When dissection re-entry is used for CTO crossing, the technique itself results in plaque and luminal displacement with associated calcium “modification.” This can result in the formation of a “calcified pseudonodule” (Figure 1), with further modification and stenting occurring extraplaque. Inadequate modification of a calcified nodule results in eccentric stent expansion, and while debulking with atherectomy is thought to be most effective in treating intraplaque nodules, there are limited data on its efficacy and safety extraplaque [6, 7]. Indeed, without favorable wire-bias, especially when using small burrs, modification will be limited but with some associated risks. While SB, CB, OPN, and IVL are frequently used to treat nodular calcium in nonocclusive disease, their efficacy and safety has not been described. Furthermore, the efficacy and safety of all the calcium modification devices is uncertain in the treatment of extraplaque pseudonodular calcium.
IVL could potentially be used to facilitate CTO crossing, specifically for balloon-assisted subintimal entry (BASE) at a calcified proximal cap, or in connecting antegrade and retrograde spaces during RDR (14). In addition, as described in two of our cases, it may have a role during modification procedures for complex calcified CTOs .
The key limitation of this study is that it is a retrospective, observational cohort. In addition, it should be noted that IVL was used after CTO crossing in almost all cases and thus introduces bias to procedural success rates. A period of novel technology adoption and impact of incremental device cost will have introduced some case selection bias, increasing the proportion of cases where an additional calcium modification device was used before IVL, where with improved access and more experience, IVL could be the first choice device when initial treatment with NCB has failed.
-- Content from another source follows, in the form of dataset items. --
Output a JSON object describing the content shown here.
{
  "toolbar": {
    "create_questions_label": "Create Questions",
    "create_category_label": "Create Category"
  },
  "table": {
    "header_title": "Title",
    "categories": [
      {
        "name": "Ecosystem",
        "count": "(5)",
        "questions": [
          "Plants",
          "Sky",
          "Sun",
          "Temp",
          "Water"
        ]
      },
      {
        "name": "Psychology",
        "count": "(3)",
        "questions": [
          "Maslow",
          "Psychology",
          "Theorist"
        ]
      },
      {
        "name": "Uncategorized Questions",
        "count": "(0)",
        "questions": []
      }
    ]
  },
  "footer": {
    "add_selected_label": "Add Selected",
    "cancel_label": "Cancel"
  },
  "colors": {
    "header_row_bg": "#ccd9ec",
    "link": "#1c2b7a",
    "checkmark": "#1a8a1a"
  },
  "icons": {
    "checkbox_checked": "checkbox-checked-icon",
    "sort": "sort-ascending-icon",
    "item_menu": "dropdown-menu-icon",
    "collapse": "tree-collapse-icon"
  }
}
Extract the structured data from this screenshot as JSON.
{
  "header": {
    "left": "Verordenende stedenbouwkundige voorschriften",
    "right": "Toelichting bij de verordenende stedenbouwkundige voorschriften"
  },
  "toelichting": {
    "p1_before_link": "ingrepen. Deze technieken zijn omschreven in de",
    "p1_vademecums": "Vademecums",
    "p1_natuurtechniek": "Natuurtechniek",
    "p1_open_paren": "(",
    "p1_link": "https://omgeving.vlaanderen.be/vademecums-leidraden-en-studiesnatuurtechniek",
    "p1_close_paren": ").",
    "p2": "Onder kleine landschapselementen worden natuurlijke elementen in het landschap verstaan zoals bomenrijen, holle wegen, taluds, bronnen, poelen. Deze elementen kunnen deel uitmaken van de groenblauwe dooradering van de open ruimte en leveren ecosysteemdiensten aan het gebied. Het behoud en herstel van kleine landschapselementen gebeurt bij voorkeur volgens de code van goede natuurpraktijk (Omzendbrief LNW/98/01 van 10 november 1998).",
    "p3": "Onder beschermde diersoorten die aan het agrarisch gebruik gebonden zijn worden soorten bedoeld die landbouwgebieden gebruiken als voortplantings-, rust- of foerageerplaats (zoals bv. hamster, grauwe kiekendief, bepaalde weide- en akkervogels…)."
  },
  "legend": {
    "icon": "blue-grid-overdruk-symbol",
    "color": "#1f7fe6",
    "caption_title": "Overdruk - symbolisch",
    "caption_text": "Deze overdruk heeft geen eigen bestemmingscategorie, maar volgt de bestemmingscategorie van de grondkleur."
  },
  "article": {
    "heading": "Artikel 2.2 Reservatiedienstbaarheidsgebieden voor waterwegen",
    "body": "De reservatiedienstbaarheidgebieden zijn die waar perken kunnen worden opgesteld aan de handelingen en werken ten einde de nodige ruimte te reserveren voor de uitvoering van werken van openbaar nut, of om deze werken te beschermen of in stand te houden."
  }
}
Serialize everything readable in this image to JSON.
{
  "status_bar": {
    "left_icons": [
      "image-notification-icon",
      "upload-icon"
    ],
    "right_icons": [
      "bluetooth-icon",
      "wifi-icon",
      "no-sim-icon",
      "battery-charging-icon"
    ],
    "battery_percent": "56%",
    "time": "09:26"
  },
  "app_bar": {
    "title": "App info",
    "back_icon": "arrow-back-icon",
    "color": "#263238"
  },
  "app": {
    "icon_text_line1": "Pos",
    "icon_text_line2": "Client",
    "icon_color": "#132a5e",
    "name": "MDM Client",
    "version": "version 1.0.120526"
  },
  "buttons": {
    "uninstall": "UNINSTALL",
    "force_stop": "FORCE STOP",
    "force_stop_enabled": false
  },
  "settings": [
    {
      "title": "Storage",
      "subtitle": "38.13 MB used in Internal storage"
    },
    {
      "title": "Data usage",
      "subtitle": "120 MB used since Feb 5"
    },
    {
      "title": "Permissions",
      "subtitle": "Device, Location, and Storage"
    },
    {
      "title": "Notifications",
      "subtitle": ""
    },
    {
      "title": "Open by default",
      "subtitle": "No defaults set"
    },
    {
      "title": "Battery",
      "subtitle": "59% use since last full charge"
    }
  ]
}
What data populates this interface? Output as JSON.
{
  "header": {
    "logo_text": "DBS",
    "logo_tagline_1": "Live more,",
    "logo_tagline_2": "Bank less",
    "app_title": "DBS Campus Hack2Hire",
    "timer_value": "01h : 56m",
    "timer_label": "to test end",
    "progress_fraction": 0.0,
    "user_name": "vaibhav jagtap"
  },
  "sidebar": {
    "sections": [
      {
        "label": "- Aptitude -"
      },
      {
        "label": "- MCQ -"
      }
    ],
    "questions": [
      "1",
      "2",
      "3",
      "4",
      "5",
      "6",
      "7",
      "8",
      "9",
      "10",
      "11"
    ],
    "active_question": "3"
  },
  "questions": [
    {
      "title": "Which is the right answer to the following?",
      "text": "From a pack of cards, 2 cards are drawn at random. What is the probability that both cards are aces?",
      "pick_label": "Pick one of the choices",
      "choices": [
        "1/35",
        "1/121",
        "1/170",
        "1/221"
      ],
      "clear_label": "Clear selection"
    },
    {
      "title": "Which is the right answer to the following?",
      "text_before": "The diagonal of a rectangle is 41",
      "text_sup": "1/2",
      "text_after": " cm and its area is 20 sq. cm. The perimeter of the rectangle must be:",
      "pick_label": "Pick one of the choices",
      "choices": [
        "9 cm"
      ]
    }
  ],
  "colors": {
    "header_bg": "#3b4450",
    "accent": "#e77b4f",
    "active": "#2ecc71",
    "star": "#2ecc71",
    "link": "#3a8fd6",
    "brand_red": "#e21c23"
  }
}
While intravascular imaging was used in 90% of the procedures, quantitative data was not available for analysis.
IVL can be used effectively for calcium modification during CTO PCI. More data are required to establish the efficacy and safety of IVL and other calcium modification devices during CTO PCI, especially when used extraplaque or as combination therapy.
The data used to support the findings of this study are included within the article.
Conflicts of Interest
AØ has a proctoring agreement with Boston Scientific and EPS Vascular. CC received an educational grant from Shockwave Medical. SW, JS, JS, CH, and MM have consultancy agreement with Boston Scientific, Abbott Vascular, Teleflex, and Shockwave Medical. All other authors have no conflicts of interest.